When timeout=NULL, in the test, we will put many messages to fill the queue to the full, then it will be blocked and NEVER return. The call stack of it is as follows. We can see that it is blocked in __kernel_vsyscall at 0x00110402.

 

l   pstack result

 

#0  0x00110402 in __kernel_vsyscall ()

#1  0x007065d5 in pthread_cond_wait@@GLIBC_2.3.2 () from /lib/libpthread.so.0

#2  0x008aa7ac in ACE_Condition_Thread_Mutex::wait ()

#3  0x008aa7eb in ACE_Condition_Thread_Mutex::wait ()

#4  0x0804b132 in ACE_Message_Queue<ACE_MT_SYNCH>::wait_not_full_cond ()
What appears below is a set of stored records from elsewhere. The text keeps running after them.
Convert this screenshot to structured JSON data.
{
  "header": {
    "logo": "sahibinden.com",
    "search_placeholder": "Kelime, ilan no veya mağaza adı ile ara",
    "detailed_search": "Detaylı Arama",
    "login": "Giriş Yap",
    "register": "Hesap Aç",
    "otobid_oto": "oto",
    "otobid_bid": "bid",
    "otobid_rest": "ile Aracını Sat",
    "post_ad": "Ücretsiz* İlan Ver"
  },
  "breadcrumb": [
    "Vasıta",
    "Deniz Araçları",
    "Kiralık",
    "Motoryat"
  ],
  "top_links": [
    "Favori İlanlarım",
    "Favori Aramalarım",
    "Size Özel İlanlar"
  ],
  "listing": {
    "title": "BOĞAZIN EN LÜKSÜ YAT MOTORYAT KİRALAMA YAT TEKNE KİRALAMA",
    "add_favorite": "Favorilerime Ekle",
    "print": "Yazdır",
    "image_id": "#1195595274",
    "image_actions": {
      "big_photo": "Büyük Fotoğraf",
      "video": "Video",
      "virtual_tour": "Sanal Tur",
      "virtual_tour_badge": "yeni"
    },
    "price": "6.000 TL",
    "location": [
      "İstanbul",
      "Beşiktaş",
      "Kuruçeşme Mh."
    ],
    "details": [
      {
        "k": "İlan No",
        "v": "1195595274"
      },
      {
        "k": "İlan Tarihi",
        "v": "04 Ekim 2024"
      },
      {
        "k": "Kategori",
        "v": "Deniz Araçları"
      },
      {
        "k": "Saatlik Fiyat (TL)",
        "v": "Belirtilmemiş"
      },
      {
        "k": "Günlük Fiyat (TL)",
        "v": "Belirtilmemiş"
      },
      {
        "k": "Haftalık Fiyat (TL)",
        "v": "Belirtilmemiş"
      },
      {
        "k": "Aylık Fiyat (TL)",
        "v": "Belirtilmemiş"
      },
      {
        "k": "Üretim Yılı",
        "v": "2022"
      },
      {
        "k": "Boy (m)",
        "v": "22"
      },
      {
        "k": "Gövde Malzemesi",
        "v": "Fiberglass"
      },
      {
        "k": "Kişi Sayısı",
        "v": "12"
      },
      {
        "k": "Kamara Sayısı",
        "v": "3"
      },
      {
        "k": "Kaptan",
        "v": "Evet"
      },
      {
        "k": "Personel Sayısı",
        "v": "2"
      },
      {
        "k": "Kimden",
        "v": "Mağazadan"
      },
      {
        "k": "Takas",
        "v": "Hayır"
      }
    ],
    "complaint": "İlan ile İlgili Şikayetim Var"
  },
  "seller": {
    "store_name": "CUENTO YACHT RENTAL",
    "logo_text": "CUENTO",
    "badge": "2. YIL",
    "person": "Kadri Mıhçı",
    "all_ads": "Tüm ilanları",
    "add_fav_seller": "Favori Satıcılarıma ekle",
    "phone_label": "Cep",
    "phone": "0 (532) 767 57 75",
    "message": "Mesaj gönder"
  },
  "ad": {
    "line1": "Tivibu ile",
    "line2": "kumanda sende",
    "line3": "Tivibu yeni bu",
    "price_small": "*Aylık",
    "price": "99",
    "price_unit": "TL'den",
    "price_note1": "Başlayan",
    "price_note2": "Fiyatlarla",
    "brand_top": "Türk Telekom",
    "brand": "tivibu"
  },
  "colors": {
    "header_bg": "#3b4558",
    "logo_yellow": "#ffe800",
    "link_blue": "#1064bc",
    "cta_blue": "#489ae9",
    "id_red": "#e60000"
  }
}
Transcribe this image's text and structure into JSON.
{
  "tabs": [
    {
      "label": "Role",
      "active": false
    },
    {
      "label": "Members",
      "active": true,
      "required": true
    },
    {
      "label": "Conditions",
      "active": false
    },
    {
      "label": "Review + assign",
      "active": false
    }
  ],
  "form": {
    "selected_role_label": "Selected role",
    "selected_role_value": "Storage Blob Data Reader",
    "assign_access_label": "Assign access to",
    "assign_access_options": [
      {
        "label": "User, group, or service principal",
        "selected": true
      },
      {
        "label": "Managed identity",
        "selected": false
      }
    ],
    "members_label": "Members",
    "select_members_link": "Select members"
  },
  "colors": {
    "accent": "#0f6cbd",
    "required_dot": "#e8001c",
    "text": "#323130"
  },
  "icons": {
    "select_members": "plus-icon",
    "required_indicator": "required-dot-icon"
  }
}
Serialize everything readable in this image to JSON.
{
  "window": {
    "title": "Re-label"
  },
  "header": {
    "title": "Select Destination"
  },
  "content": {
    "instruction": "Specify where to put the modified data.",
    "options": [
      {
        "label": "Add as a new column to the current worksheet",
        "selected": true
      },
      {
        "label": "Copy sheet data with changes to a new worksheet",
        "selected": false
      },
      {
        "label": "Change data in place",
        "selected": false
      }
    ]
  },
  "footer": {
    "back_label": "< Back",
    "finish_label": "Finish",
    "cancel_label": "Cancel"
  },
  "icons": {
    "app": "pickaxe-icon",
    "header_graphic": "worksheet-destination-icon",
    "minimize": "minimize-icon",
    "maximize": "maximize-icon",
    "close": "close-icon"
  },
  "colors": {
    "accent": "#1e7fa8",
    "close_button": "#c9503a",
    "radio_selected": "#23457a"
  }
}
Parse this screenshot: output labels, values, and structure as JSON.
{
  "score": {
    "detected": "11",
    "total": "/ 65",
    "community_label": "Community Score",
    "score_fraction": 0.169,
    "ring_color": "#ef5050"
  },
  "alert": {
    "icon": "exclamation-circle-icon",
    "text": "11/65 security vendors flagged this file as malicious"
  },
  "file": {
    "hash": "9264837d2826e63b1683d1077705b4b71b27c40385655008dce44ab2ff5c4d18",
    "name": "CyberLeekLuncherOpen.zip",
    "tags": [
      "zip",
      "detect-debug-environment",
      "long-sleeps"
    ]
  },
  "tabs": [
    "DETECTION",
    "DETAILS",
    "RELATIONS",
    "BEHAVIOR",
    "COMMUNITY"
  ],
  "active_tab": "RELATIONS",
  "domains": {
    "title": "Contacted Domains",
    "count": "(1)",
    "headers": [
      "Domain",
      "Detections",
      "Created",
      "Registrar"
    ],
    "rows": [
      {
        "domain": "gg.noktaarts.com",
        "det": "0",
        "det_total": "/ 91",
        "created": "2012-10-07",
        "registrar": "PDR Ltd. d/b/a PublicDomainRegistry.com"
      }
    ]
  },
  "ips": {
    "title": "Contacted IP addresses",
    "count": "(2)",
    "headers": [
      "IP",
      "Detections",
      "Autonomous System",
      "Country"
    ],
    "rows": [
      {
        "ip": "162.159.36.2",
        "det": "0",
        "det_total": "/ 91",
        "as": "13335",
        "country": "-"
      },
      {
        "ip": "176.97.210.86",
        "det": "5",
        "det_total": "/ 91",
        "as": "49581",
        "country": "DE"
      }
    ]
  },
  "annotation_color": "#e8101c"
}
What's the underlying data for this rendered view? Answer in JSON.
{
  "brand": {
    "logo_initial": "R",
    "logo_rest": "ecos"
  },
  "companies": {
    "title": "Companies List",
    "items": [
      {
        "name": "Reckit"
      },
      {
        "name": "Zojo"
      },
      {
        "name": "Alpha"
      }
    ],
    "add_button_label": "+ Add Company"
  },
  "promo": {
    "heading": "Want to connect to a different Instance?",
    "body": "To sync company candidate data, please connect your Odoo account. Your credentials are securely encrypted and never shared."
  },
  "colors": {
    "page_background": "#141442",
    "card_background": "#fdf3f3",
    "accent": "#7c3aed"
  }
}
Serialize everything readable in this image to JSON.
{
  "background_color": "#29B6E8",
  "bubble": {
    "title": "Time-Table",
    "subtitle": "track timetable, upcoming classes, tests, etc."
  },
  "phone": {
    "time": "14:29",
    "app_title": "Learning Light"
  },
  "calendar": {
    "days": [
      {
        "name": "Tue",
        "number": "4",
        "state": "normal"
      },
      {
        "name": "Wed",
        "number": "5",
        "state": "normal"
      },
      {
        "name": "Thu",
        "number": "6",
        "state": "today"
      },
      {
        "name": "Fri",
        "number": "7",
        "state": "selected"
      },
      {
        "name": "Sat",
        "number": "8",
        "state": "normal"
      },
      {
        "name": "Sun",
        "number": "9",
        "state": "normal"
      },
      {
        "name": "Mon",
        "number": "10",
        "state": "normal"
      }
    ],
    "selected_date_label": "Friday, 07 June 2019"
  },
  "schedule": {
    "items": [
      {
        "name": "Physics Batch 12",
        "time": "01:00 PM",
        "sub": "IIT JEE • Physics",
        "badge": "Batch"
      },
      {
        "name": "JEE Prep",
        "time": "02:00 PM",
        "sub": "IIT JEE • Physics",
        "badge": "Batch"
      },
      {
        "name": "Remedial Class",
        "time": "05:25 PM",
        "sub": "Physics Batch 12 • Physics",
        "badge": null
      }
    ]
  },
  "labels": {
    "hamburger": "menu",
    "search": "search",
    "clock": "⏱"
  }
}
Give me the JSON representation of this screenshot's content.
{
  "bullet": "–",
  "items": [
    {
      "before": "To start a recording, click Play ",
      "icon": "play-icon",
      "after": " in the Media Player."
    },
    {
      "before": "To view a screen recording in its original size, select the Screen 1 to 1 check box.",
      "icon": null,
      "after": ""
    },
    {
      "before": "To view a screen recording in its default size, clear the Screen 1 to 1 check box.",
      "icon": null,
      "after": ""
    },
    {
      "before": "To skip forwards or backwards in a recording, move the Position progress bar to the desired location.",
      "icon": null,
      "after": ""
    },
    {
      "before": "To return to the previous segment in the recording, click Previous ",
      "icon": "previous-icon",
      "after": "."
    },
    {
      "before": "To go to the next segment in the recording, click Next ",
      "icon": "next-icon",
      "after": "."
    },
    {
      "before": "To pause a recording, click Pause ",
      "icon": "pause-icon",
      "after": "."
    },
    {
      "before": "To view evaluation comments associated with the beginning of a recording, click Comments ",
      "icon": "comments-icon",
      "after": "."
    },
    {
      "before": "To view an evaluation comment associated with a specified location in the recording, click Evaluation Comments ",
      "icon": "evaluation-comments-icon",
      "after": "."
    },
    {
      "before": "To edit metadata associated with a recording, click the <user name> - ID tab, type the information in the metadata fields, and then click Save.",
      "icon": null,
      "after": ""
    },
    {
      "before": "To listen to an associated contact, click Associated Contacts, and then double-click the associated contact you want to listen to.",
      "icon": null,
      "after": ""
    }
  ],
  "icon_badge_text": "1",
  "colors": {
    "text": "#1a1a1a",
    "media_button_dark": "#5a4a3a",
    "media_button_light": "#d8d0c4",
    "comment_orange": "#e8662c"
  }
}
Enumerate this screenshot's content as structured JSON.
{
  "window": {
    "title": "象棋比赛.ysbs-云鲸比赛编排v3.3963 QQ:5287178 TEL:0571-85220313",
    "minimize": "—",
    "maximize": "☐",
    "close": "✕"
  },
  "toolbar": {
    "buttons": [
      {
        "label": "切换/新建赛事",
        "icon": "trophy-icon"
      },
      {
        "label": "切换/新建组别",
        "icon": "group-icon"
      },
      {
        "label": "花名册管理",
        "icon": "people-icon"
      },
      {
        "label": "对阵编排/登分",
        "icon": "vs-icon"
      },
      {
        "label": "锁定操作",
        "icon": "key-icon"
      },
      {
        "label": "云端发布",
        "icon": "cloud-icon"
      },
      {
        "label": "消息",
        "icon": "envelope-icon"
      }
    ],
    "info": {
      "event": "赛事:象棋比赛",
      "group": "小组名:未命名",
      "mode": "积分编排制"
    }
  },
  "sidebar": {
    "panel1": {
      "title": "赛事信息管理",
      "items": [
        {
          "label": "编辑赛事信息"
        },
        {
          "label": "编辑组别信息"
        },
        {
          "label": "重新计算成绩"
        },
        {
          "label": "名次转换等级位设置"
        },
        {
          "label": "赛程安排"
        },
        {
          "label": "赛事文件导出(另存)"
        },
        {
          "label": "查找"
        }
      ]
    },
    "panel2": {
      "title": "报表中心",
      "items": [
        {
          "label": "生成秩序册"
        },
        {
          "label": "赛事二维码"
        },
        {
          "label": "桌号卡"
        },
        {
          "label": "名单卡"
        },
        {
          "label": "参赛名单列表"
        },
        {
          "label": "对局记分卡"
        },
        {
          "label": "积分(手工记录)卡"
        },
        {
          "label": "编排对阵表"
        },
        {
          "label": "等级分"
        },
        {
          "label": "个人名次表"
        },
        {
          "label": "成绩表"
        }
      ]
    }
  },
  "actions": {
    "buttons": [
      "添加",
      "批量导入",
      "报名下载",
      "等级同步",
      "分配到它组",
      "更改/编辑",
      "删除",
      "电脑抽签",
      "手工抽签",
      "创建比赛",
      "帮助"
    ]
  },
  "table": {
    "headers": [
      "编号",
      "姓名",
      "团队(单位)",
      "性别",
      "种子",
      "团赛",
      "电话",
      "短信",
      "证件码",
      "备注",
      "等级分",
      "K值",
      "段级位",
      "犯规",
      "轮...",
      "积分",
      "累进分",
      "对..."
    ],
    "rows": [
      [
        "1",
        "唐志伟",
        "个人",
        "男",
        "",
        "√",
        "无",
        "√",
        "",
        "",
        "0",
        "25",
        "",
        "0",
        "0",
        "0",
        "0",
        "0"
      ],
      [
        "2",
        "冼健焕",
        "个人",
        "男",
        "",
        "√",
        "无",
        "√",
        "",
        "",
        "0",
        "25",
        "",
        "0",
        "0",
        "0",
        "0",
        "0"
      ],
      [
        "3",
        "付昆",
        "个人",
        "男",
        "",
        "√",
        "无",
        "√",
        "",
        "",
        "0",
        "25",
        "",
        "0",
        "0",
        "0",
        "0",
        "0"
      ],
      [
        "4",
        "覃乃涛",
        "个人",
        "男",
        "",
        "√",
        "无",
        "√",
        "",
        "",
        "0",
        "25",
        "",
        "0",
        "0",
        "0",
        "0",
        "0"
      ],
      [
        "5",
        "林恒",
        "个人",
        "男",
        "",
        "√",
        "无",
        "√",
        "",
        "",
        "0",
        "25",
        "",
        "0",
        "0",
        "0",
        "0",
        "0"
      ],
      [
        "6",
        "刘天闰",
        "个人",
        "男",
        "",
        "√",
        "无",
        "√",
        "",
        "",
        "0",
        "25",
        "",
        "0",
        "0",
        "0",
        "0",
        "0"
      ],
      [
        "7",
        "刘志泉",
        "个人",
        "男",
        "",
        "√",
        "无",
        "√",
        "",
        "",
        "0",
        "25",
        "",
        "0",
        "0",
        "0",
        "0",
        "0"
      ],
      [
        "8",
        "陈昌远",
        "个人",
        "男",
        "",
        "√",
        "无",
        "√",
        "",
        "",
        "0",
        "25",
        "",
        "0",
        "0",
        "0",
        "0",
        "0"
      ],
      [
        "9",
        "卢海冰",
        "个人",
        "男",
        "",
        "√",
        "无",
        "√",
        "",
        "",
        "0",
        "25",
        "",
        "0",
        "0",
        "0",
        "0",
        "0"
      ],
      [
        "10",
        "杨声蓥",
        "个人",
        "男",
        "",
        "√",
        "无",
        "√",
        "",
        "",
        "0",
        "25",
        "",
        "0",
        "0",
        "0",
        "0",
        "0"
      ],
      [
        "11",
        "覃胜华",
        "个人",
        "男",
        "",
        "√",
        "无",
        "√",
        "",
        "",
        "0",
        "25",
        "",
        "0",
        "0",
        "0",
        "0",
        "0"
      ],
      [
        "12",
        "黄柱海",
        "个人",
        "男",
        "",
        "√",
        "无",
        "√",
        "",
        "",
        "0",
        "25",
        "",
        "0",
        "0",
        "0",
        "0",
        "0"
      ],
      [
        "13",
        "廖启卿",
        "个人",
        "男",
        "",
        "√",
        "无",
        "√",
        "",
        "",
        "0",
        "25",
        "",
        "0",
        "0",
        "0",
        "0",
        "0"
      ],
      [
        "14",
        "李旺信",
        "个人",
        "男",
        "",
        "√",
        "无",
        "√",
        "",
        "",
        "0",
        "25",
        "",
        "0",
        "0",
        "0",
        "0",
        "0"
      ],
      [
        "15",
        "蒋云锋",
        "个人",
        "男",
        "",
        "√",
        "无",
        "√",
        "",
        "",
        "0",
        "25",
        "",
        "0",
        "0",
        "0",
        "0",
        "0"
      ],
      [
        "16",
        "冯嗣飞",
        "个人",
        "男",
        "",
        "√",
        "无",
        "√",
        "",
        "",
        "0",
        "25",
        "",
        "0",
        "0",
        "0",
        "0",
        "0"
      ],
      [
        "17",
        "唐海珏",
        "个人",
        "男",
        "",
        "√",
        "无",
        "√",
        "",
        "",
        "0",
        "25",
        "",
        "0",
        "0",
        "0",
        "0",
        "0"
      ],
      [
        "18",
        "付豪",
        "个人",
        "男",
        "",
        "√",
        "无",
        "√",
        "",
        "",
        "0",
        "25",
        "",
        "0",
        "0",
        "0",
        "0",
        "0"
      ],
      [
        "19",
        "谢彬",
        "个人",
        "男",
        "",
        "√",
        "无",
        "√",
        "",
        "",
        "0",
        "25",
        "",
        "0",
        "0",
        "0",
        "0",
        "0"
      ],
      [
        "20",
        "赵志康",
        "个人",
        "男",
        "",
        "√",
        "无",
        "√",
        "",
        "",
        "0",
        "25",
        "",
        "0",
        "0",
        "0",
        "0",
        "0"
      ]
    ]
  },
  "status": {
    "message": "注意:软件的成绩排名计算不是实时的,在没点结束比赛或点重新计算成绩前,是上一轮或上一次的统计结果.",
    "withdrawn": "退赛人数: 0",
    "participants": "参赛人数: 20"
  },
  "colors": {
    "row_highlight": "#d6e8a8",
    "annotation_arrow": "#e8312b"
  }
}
#5  0x0804d132 in ACE_Message_Queue<ACE_MT_SYNCH>::enqueue_tail ()

#6  0x0804e15a in ACE_Task<ACE_MT_SYNCH>::putq ()

...

 

l   gdb bt result

 

(gdb) bt

#0  0x00110402 in __kernel_vsyscall ()

#1  0x007065d5 in pthread_cond_wait@@GLIBC_2.3.2 () from /lib/libpthread.so.0

#2  0x008aa7ac in ACE_Condition_Thread_Mutex::wait () from /usr/lib/libACE.so.5.6.2

#3  0x008aa7eb in ACE_Condition_Thread_Mutex::wait () from /usr/lib/libACE.so.5.6.2

#4  0x0804b132 in ACE_Message_Queue<ACE_MT_SYNCH>::wait_not_full_cond (this=0x9d425f8, timeout=0x0)

    at /usr/include/ace/Message_Queue_T.cpp:1588

#5  0x0804d132 in ACE_Message_Queue<ACE_MT_SYNCH>::enqueue_tail (this=0x9d425f8, new_item=0xb7404588, timeout=0x0)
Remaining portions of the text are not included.